3 Best - Matthew Stafford
It’s hard to believe that there are still plenty of Lions fans out there that don’t think Matthew Stafford is the answer and needs to be replaced. The other fans, who know what they are talking about, think Stafford is a great quarterback. The former first overall pick by Detroit in 2009 is the only franchise quarterback that the Lions have had in the past half century, starting 109 games since being drafted.
Stafford’s record hasn’t been great at 51-58, but that is weight down by his first two seasons at 3-10 when he was developing. Stafford has tossed for 30,303 yards with 187 touchdowns and 108 interceptions so far in his career. He has only seemed to get better, and is still not even 30 years old if you can believe that. Leading a deep playoff run could get Stafford to number one someday.
2 Worst - Charles Rogers
The second wide receiver in our logjam comes in the form of Charles Rogers. Since there are many Lions fans that also root for Michigan State, there was a lot of excitement about Rogers heading into the NFL. The Lions took him second overall in 2003, just after Carson Palmer, hoping that he would be the next big thing. After three seasons, though, he turned out to be a massive bust.
Rogers played in just 15 games over those three seasons, collecting 440 yards and four touchdowns. Rogers failed drug test after drug test and did not seem to care about his NFL career. The Lions released him after the 2005 season for his poor play and leadership. He tried out for other teams, but he had lost most of his speed and wasn’t worth picking up. The worst part?

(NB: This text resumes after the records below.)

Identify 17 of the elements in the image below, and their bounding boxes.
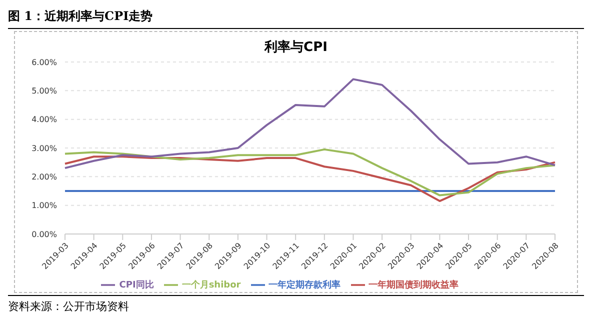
legend-label: 一年期国债到期收益率 xyxy=(368,280,459,290)
y-tick-label: 1.00% xyxy=(32,201,58,210)
y-tick-label: 5.00% xyxy=(32,86,58,96)
line-series xyxy=(64,148,556,196)
chart-title: 图 1：近期利率与CPI走势 xyxy=(8,8,584,29)
y-tick-label: 4.00% xyxy=(32,115,58,124)
y-tick-label: 3.00% xyxy=(32,144,58,153)
legend-label: 一个月shibor xyxy=(182,280,241,290)
y-tick-label: 0.00% xyxy=(32,230,58,239)
chart-subtitle: 利率与CPI xyxy=(263,38,328,56)
y-tick-label: 2.00% xyxy=(32,172,58,182)
line-series xyxy=(64,78,556,170)
legend-label: CPI同比 xyxy=(119,280,154,290)
legend-label: 一年定期存款利率 xyxy=(268,280,341,290)
y-tick-label: 6.00% xyxy=(32,58,58,67)
text: 资料来源：公开市场资料 xyxy=(8,299,130,314)
line-series xyxy=(64,156,556,202)
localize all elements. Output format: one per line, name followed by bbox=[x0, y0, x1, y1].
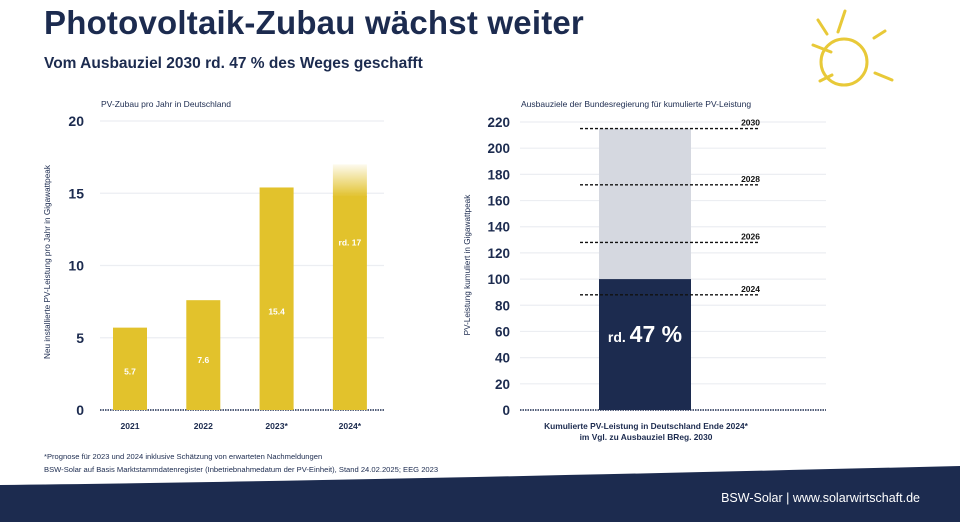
bar-current-2024 bbox=[599, 279, 691, 410]
target-label: 2028 bbox=[741, 174, 760, 184]
data-label: 7.6 bbox=[197, 355, 209, 365]
y-tick-label: 200 bbox=[487, 141, 510, 156]
y-tick-label: 220 bbox=[487, 115, 510, 130]
x-tick-label: 2021 bbox=[120, 421, 139, 431]
y-tick-label: 80 bbox=[495, 298, 510, 313]
y-tick-label: 5 bbox=[76, 330, 84, 346]
sun-icon bbox=[811, 9, 894, 87]
y-tick-label: 0 bbox=[502, 403, 510, 418]
percent-value: 47 % bbox=[630, 321, 682, 347]
y-tick-label: 0 bbox=[76, 402, 84, 418]
y-tick-label: 10 bbox=[68, 258, 84, 274]
data-label: rd. 17 bbox=[339, 237, 362, 247]
y-tick-label: 40 bbox=[495, 351, 510, 366]
target-label: 2026 bbox=[741, 231, 760, 241]
x-tick-label: 2024* bbox=[339, 421, 362, 431]
data-label: 5.7 bbox=[124, 367, 136, 377]
page-title: Photovoltaik-Zubau wächst weiter bbox=[44, 4, 584, 41]
x-tick-label: 2022 bbox=[194, 421, 213, 431]
y-tick-label: 180 bbox=[487, 167, 510, 182]
x-tick-label: 2023* bbox=[265, 421, 288, 431]
chart-title: PV-Zubau pro Jahr in Deutschland bbox=[101, 99, 231, 109]
bar-2022 bbox=[186, 300, 221, 410]
target-label: 2024 bbox=[741, 284, 760, 294]
y-tick-label: 160 bbox=[487, 194, 510, 209]
data-label: 15.4 bbox=[268, 306, 285, 316]
percent-label: rd. 47 % bbox=[608, 321, 682, 347]
chart-title: Ausbauziele der Bundesregierung für kumu… bbox=[521, 99, 751, 109]
percent-prefix: rd. bbox=[608, 329, 630, 345]
y-tick-label: 20 bbox=[68, 113, 84, 129]
bar-fade-2024 bbox=[332, 164, 367, 198]
bar-2023 bbox=[259, 187, 294, 410]
y-tick-label: 100 bbox=[487, 272, 510, 287]
y-tick-label: 20 bbox=[495, 377, 510, 392]
bar-target-2030 bbox=[599, 128, 691, 280]
x-axis-label-line-1: Kumulierte PV-Leistung in Deutschland En… bbox=[544, 421, 749, 431]
y-tick-label: 120 bbox=[487, 246, 510, 261]
footnote-forecast: *Prognose für 2023 und 2024 inklusive Sc… bbox=[44, 452, 323, 461]
y-axis-label: Neu installierte PV-Leistung pro Jahr in… bbox=[43, 164, 52, 359]
target-label: 2030 bbox=[741, 118, 760, 128]
x-axis-label-line-2: im Vgl. zu Ausbauziel BReg. 2030 bbox=[580, 432, 713, 442]
bar-2024 bbox=[332, 196, 367, 410]
page-subtitle: Vom Ausbauziel 2030 rd. 47 % des Weges g… bbox=[44, 55, 423, 72]
y-tick-label: 60 bbox=[495, 324, 510, 339]
footnote-source: BSW-Solar auf Basis Marktstammdatenregis… bbox=[44, 465, 439, 474]
footer-brand-link[interactable]: BSW-Solar | www.solarwirtschaft.de bbox=[721, 491, 920, 505]
y-axis-label: PV-Leistung kumuliert in Gigawattpeak bbox=[463, 194, 472, 336]
y-tick-label: 15 bbox=[68, 185, 84, 201]
bar-2021 bbox=[113, 327, 147, 410]
y-tick-label: 140 bbox=[487, 220, 510, 235]
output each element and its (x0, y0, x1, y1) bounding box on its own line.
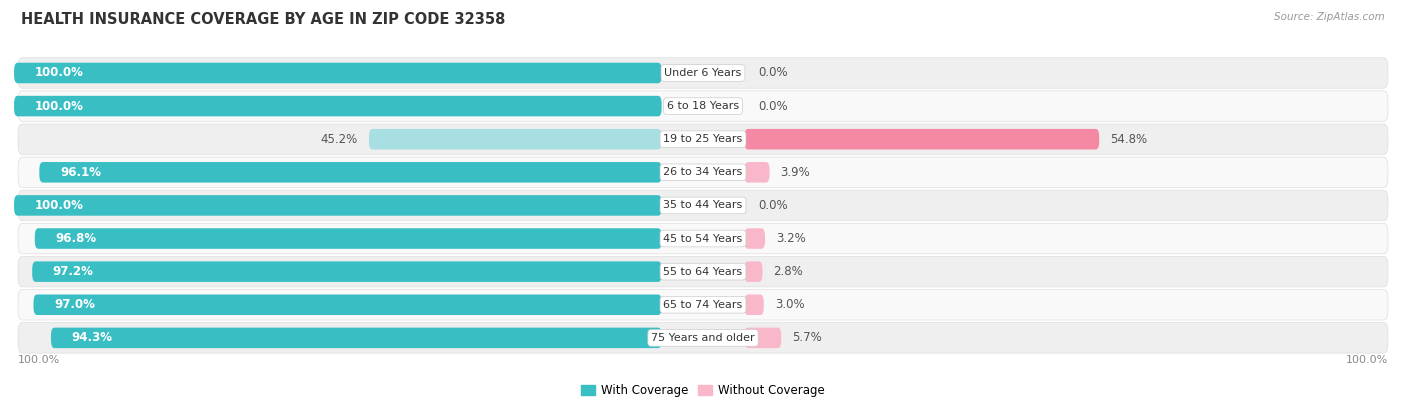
Text: 3.0%: 3.0% (775, 298, 804, 311)
Text: 65 to 74 Years: 65 to 74 Years (664, 300, 742, 310)
FancyBboxPatch shape (744, 327, 782, 348)
Text: Under 6 Years: Under 6 Years (665, 68, 741, 78)
Text: 94.3%: 94.3% (72, 331, 112, 344)
Text: 100.0%: 100.0% (35, 100, 83, 112)
Text: HEALTH INSURANCE COVERAGE BY AGE IN ZIP CODE 32358: HEALTH INSURANCE COVERAGE BY AGE IN ZIP … (21, 12, 506, 27)
Text: 45 to 54 Years: 45 to 54 Years (664, 234, 742, 244)
Text: 19 to 25 Years: 19 to 25 Years (664, 134, 742, 144)
Text: 97.2%: 97.2% (53, 265, 94, 278)
Text: 96.1%: 96.1% (60, 166, 101, 179)
Text: 97.0%: 97.0% (55, 298, 96, 311)
FancyBboxPatch shape (39, 162, 662, 183)
FancyBboxPatch shape (34, 295, 662, 315)
Text: 100.0%: 100.0% (18, 355, 60, 365)
Text: 0.0%: 0.0% (758, 100, 787, 112)
FancyBboxPatch shape (18, 157, 1388, 188)
FancyBboxPatch shape (368, 129, 662, 149)
Text: 35 to 44 Years: 35 to 44 Years (664, 200, 742, 210)
Text: 96.8%: 96.8% (55, 232, 97, 245)
FancyBboxPatch shape (744, 162, 769, 183)
FancyBboxPatch shape (14, 195, 662, 216)
FancyBboxPatch shape (744, 228, 765, 249)
Text: 26 to 34 Years: 26 to 34 Years (664, 167, 742, 177)
FancyBboxPatch shape (18, 290, 1388, 320)
FancyBboxPatch shape (18, 58, 1388, 88)
Text: 0.0%: 0.0% (758, 66, 787, 80)
Text: Source: ZipAtlas.com: Source: ZipAtlas.com (1274, 12, 1385, 22)
Legend: With Coverage, Without Coverage: With Coverage, Without Coverage (576, 379, 830, 402)
FancyBboxPatch shape (32, 261, 662, 282)
FancyBboxPatch shape (18, 124, 1388, 154)
Text: 3.2%: 3.2% (776, 232, 806, 245)
Text: 6 to 18 Years: 6 to 18 Years (666, 101, 740, 111)
Text: 54.8%: 54.8% (1111, 133, 1147, 146)
FancyBboxPatch shape (744, 129, 1099, 149)
Text: 3.9%: 3.9% (780, 166, 810, 179)
Text: 100.0%: 100.0% (1346, 355, 1388, 365)
FancyBboxPatch shape (18, 223, 1388, 254)
FancyBboxPatch shape (14, 63, 662, 83)
Text: 100.0%: 100.0% (35, 66, 83, 80)
FancyBboxPatch shape (14, 96, 662, 116)
FancyBboxPatch shape (18, 91, 1388, 121)
FancyBboxPatch shape (35, 228, 662, 249)
FancyBboxPatch shape (51, 327, 662, 348)
Text: 0.0%: 0.0% (758, 199, 787, 212)
FancyBboxPatch shape (744, 295, 763, 315)
FancyBboxPatch shape (744, 261, 762, 282)
FancyBboxPatch shape (18, 322, 1388, 353)
Text: 55 to 64 Years: 55 to 64 Years (664, 267, 742, 277)
FancyBboxPatch shape (18, 256, 1388, 287)
Text: 75 Years and older: 75 Years and older (651, 333, 755, 343)
Text: 45.2%: 45.2% (321, 133, 359, 146)
FancyBboxPatch shape (18, 190, 1388, 221)
Text: 5.7%: 5.7% (792, 331, 823, 344)
Text: 100.0%: 100.0% (35, 199, 83, 212)
Text: 2.8%: 2.8% (773, 265, 803, 278)
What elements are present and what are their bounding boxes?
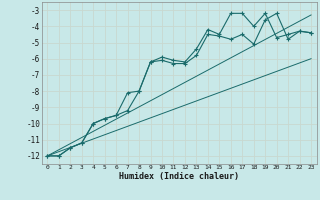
X-axis label: Humidex (Indice chaleur): Humidex (Indice chaleur): [119, 172, 239, 181]
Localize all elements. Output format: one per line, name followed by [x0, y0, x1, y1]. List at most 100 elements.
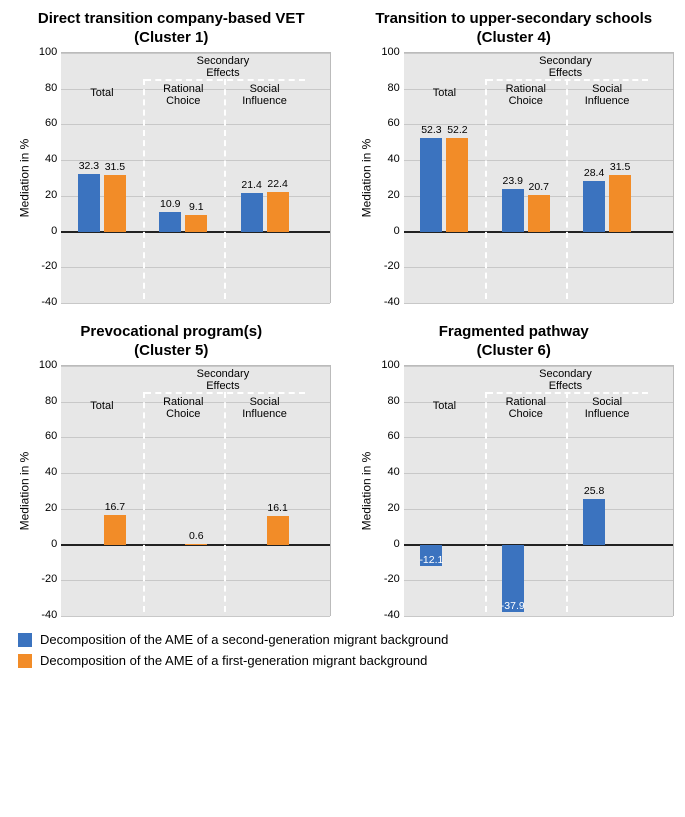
- zero-line: [404, 544, 673, 546]
- group-label: Total: [404, 87, 485, 99]
- group-label: Total: [404, 400, 485, 412]
- y-axis-label-container: Mediation in %: [354, 52, 380, 303]
- bar-value-label: 9.1: [180, 201, 212, 213]
- bar-value-label: 52.2: [441, 124, 473, 136]
- gridline: [61, 267, 330, 268]
- bar-first-gen: 16.1: [267, 516, 289, 545]
- gridline: [404, 473, 673, 474]
- section-divider: [143, 392, 145, 612]
- bar-second-gen: 23.9: [502, 189, 524, 232]
- y-axis-label: Mediation in %: [360, 451, 374, 530]
- legend-label-second-gen: Decomposition of the AME of a second-gen…: [40, 632, 448, 647]
- gridline: [404, 437, 673, 438]
- section-divider: [224, 392, 226, 612]
- group-label: SocialInfluence: [224, 83, 305, 107]
- gridline: [404, 509, 673, 510]
- secondary-effects-label: SecondaryEffects: [145, 55, 302, 79]
- section-divider: [224, 79, 226, 299]
- legend-item-second-gen: Decomposition of the AME of a second-gen…: [18, 632, 667, 647]
- gridline: [61, 437, 330, 438]
- bar-second-gen: 32.3: [78, 174, 100, 232]
- gridline: [61, 53, 330, 54]
- gridline: [404, 580, 673, 581]
- panel-title: Prevocational program(s)(Cluster 5): [80, 323, 262, 361]
- y-axis-ticks: 100806040200-20-40: [37, 365, 61, 615]
- bar-first-gen: 31.5: [609, 175, 631, 231]
- y-axis-label-container: Mediation in %: [354, 365, 380, 616]
- y-axis-label: Mediation in %: [17, 138, 31, 217]
- gridline: [61, 473, 330, 474]
- gridline: [404, 303, 673, 304]
- bar-value-label: -37.9: [497, 600, 529, 612]
- group-label: SocialInfluence: [566, 83, 647, 107]
- bar-first-gen: 16.7: [104, 515, 126, 545]
- gridline: [61, 616, 330, 617]
- gridline: [61, 303, 330, 304]
- legend: Decomposition of the AME of a second-gen…: [10, 632, 675, 668]
- secondary-effects-label: SecondaryEffects: [487, 55, 644, 79]
- legend-swatch-second-gen: [18, 633, 32, 647]
- bar-first-gen: 22.4: [267, 192, 289, 232]
- chart-panel: Fragmented pathway(Cluster 6) Mediation i…: [353, 323, 676, 616]
- group-label: RationalChoice: [485, 83, 566, 107]
- y-axis-label-container: Mediation in %: [11, 52, 37, 303]
- bar-first-gen: 31.5: [104, 175, 126, 231]
- gridline: [404, 616, 673, 617]
- bar-value-label: 16.7: [99, 501, 131, 513]
- chart-panel: Transition to upper-secondary schools(Cl…: [353, 10, 676, 303]
- plot-area: SecondaryEffectsTotalRationalChoiceSocia…: [61, 52, 331, 303]
- bar-first-gen: 9.1: [185, 215, 207, 231]
- bar-first-gen: 52.2: [446, 138, 468, 231]
- chart-panel: Direct transition company-based VET(Clus…: [10, 10, 333, 303]
- section-divider: [485, 79, 487, 299]
- gridline: [404, 366, 673, 367]
- gridline: [61, 124, 330, 125]
- plot-area: SecondaryEffectsTotalRationalChoiceSocia…: [404, 52, 674, 303]
- bar-second-gen: 10.9: [159, 212, 181, 231]
- secondary-effects-label: SecondaryEffects: [487, 368, 644, 392]
- bar-first-gen: 0.6: [185, 544, 207, 545]
- bar-value-label: 31.5: [99, 161, 131, 173]
- bar-value-label: -12.1: [415, 554, 447, 566]
- gridline: [61, 366, 330, 367]
- bar-value-label: 25.8: [578, 485, 610, 497]
- bar-second-gen: 28.4: [583, 181, 605, 232]
- gridline: [404, 53, 673, 54]
- bar-value-label: 16.1: [262, 502, 294, 514]
- group-label: SocialInfluence: [224, 396, 305, 420]
- legend-swatch-first-gen: [18, 654, 32, 668]
- bar-second-gen: 52.3: [420, 138, 442, 231]
- bar-second-gen: 25.8: [583, 499, 605, 545]
- bar-value-label: 20.7: [523, 181, 555, 193]
- section-divider: [566, 79, 568, 299]
- bar-second-gen: 21.4: [241, 193, 263, 231]
- gridline: [61, 196, 330, 197]
- plot-area: SecondaryEffectsTotalRationalChoiceSocia…: [61, 365, 331, 616]
- bar-value-label: 0.6: [180, 530, 212, 542]
- y-axis-ticks: 100806040200-20-40: [380, 52, 404, 302]
- bar-second-gen: -37.9: [502, 545, 524, 613]
- group-label: Total: [61, 87, 142, 99]
- gridline: [61, 580, 330, 581]
- bar-value-label: 31.5: [604, 161, 636, 173]
- group-label: RationalChoice: [485, 396, 566, 420]
- y-axis-label-container: Mediation in %: [11, 365, 37, 616]
- group-label: RationalChoice: [143, 83, 224, 107]
- y-axis-ticks: 100806040200-20-40: [380, 365, 404, 615]
- group-label: RationalChoice: [143, 396, 224, 420]
- legend-item-first-gen: Decomposition of the AME of a first-gene…: [18, 653, 667, 668]
- secondary-effects-label: SecondaryEffects: [145, 368, 302, 392]
- legend-label-first-gen: Decomposition of the AME of a first-gene…: [40, 653, 427, 668]
- panel-title: Fragmented pathway(Cluster 6): [439, 323, 589, 361]
- plot-area: SecondaryEffectsTotalRationalChoiceSocia…: [404, 365, 674, 616]
- panel-title: Transition to upper-secondary schools(Cl…: [375, 10, 652, 48]
- y-axis-label: Mediation in %: [17, 451, 31, 530]
- bar-value-label: 22.4: [262, 178, 294, 190]
- section-divider: [566, 392, 568, 612]
- panel-title: Direct transition company-based VET(Clus…: [38, 10, 305, 48]
- y-axis-label: Mediation in %: [360, 138, 374, 217]
- chart-panel: Prevocational program(s)(Cluster 5) Media…: [10, 323, 333, 616]
- y-axis-ticks: 100806040200-20-40: [37, 52, 61, 302]
- bar-first-gen: 20.7: [528, 195, 550, 232]
- section-divider: [143, 79, 145, 299]
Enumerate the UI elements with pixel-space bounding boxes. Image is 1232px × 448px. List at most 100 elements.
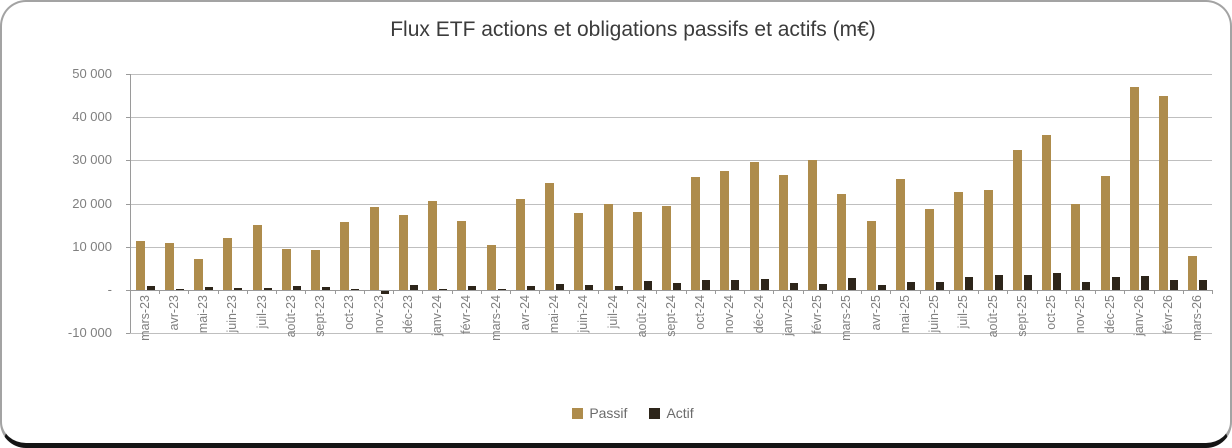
x-tick-label: juin-25	[927, 295, 942, 333]
x-tick-label: févr-25	[810, 295, 825, 334]
bar-passif-mars-25	[837, 194, 847, 290]
x-axis-tick	[1095, 289, 1097, 294]
x-axis-tick	[919, 289, 921, 294]
bar-actif-nov-24	[731, 279, 740, 290]
bar-passif-juil-25	[954, 192, 964, 290]
bar-passif-juin-24	[574, 212, 584, 290]
x-axis-tick	[1065, 289, 1067, 294]
x-tick-label: déc-25	[1102, 295, 1117, 334]
x-axis-tick	[744, 289, 746, 294]
x-axis-tick	[831, 289, 833, 294]
legend-swatch-passif	[572, 407, 584, 419]
x-tick-label: janv-26	[1131, 295, 1146, 336]
x-tick-label: juil-23	[254, 295, 269, 329]
x-axis-tick	[627, 289, 629, 294]
bar-actif-août-25	[994, 275, 1003, 290]
bar-passif-juin-23	[223, 238, 233, 290]
x-tick-label: sept-24	[664, 295, 678, 337]
x-axis-tick	[948, 289, 950, 294]
x-tick-label: mai-23	[196, 295, 211, 334]
x-tick-label: août-23	[283, 295, 298, 338]
y-tick-label: -	[107, 281, 112, 297]
bar-actif-avr-24	[526, 286, 535, 290]
bar-passif-févr-25	[808, 159, 818, 290]
bar-actif-juil-25	[965, 276, 974, 290]
x-tick-label: juin-23	[225, 295, 240, 333]
legend-label-actif: Actif	[666, 405, 694, 421]
x-axis-tick	[363, 289, 365, 294]
y-tick-label: -10 000	[67, 325, 112, 340]
x-tick-label: janv-24	[430, 295, 445, 336]
bar-passif-mars-24	[486, 244, 496, 290]
bar-actif-mai-25	[906, 282, 915, 290]
y-tick-label: 30 000	[72, 152, 112, 168]
bar-actif-oct-23	[351, 289, 360, 290]
x-axis-tick	[217, 289, 219, 294]
x-tick-label: mai-24	[547, 295, 562, 334]
bar-actif-janv-25	[789, 283, 798, 290]
y-tick-label: 10 000	[72, 238, 112, 254]
bar-passif-mai-24	[545, 183, 555, 290]
bar-passif-mai-25	[895, 178, 905, 290]
legend-item-actif: Actif	[649, 405, 694, 421]
bar-actif-juin-24	[585, 284, 594, 290]
x-axis-tick	[861, 289, 863, 294]
x-tick-label: juil-24	[605, 295, 620, 329]
legend-swatch-actif	[649, 407, 661, 419]
x-axis-tick	[246, 289, 248, 294]
bar-actif-mars-25	[848, 277, 857, 290]
x-tick-label: mars-23	[137, 295, 152, 341]
x-tick-label: mars-24	[488, 295, 503, 341]
x-tick-label: oct-25	[1044, 295, 1059, 330]
bar-actif-déc-25	[1111, 276, 1120, 290]
x-axis-tick	[480, 289, 482, 294]
x-tick-label: nov-25	[1073, 295, 1088, 334]
x-axis-tick	[1007, 289, 1009, 294]
y-axis-tick	[126, 74, 130, 75]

The Lions could have had Andre Johnson, who was the next pick in the draft.
1 Best - Calvin Johnson
Barry Sanders is the best player in Lions history, and when he retired early, Lions fans tried to get him to come back for years. Now, Calvin Johnson is in the same boat as the best receiver in Lions history. Johnson was drafted second overall in 2007, and didn’t disappoint like Rogers did in the same draft slot four years prior. Quite the opposite, really, as Johnson had nine seasons in Detroit with six Pro Bowls and three All-Pro selections.
Johnson totalled 11,619 receiving yards and 83 touchdowns during that span. Johnson’s best year came in 2012 when he collected a record 1,964 yards, even though he had just five touchdowns. Johnson will likely head to the Hall of Fame someday despite a short career, as he was always elite, and his number will 81 will certainly be honored at Ford Field one day.